E-cigarette maker Juul is reportedly under federal investigation to determine whether the company used deceptive marketing and targeted minors. According to the Wall Street Journal, one of the alleged marketing tactics the feds are looking at involves the use of paid influencers to target minors. The news coming as we hear more and more stories about e-cigarettes negatively impacting the health of young people.
Alexander Mitchell, 20, was hospitalized earlier this summer with acute respiratory distress syndrome. He was kept alive by two advanced life support machines.

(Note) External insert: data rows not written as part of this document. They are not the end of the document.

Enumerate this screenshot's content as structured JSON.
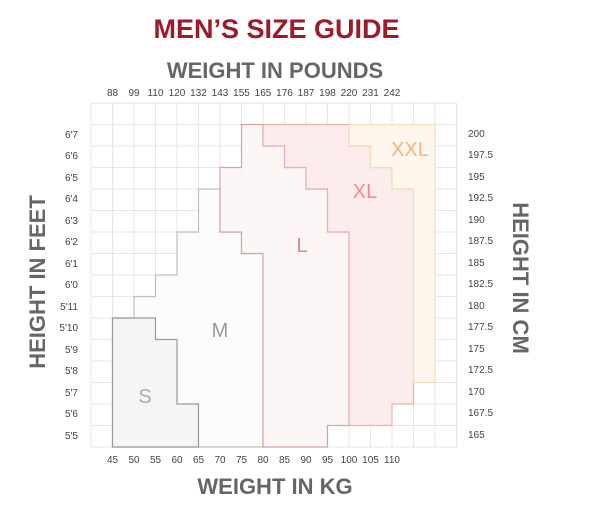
{
  "title": "MEN’S SIZE GUIDE",
  "top_axis_title": "WEIGHT IN POUNDS",
  "bottom_axis_title": "WEIGHT IN KG",
  "left_axis_title": "HEIGHT IN FEET",
  "right_axis_title": "HEIGHT IN CM",
  "pounds": [
    "88",
    "99",
    "110",
    "120",
    "132",
    "143",
    "155",
    "165",
    "176",
    "187",
    "198",
    "220",
    "231",
    "242"
  ],
  "kg": [
    "45",
    "50",
    "55",
    "60",
    "65",
    "70",
    "75",
    "80",
    "85",
    "90",
    "95",
    "100",
    "105",
    "110"
  ],
  "feet": [
    "6'7",
    "6'6",
    "6'5",
    "6'4",
    "6'3",
    "6'2",
    "6'1",
    "6'0",
    "5'11",
    "5'10",
    "5'9",
    "5'8",
    "5'7",
    "5'6",
    "5'5"
  ],
  "cm": [
    "200",
    "197.5",
    "195",
    "192.5",
    "190",
    "187.5",
    "185",
    "182.5",
    "180",
    "177.5",
    "175",
    "172.5",
    "170",
    "167.5",
    "165"
  ],
  "sizes": [
    {
      "label": "XXL",
      "fill": "#fff6ea",
      "stroke": "#f5dcb8",
      "text_color": "#f4b57a"
    },
    {
      "label": "XL",
      "fill": "#fde9e9",
      "stroke": "#eab0b0",
      "text_color": "#ee8c8c"
    },
    {
      "label": "L",
      "fill": "#fdf5f5",
      "stroke": "#d6a3a3",
      "text_color": "#d98a8a"
    },
    {
      "label": "M",
      "fill": "#fcfbfb",
      "stroke": "#bdbdbd",
      "text_color": "#999999"
    },
    {
      "label": "S",
      "fill": "#f3f3f3",
      "stroke": "#9a9a9a",
      "text_color": "#aaaaaa"
    }
  ],
  "colors": {
    "title": "#9b1b2a",
    "axis_title": "#666666",
    "grid": "#e6e6e6"
  }
}
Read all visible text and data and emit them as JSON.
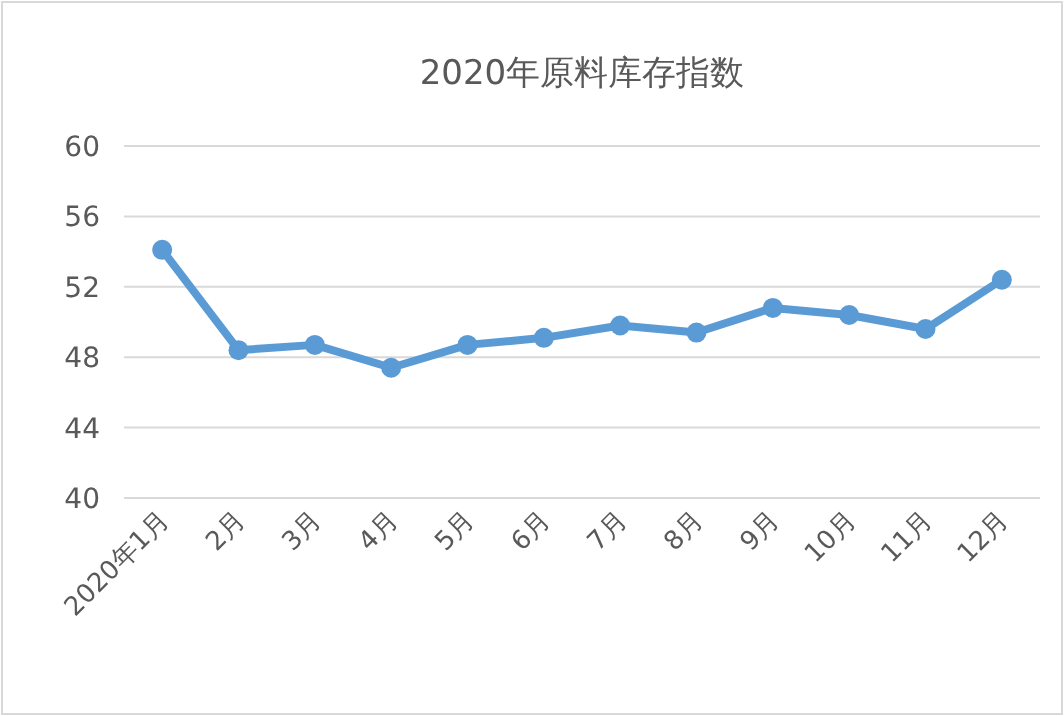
{
  "chart_data": {
    "type": "line",
    "title": "2020年原料库存指数",
    "categories": [
      "2020年1月",
      "2月",
      "3月",
      "4月",
      "5月",
      "6月",
      "7月",
      "8月",
      "9月",
      "10月",
      "11月",
      "12月"
    ],
    "values": [
      54.1,
      48.4,
      48.7,
      47.4,
      48.7,
      49.1,
      49.8,
      49.4,
      50.8,
      50.4,
      49.6,
      52.4
    ],
    "color": "#5b9bd5",
    "ylim": [
      40,
      60
    ],
    "yticks": [
      40,
      44,
      48,
      52,
      56,
      60
    ],
    "grid": "y",
    "marker": "circle",
    "line_style": "solid"
  }
}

"I don't have the stamina that I used to. I don't have the strength that I used to," he said.
Tryston Zohfeld, 17, started vaping in the 8th grade. Last month, he was put into a medically induced coma because of a blockage in his lungs.
"I woke up just throwing up everywhere, and my heart was beating out of my chest going 100 miles an hour," he said.
Now the Federal Trade Commission is reportedly investigating whether Juul targeted young people with its marketing while Juul said, "We have never marketed to youth. To avoid any misconceptions, we changed our approach to advertising in a way that offers no room for misinterpretation about the mission of our company or our intended customers. We have no higher priority than to prevent youth usage of our products."
Juul claims it spent less than $10,000 on influencers and it was a small, short-lived pilot. An FTC spokesperson told us per FTC policy, he cannot confirm or deny whether the agency is, in fact, investigating.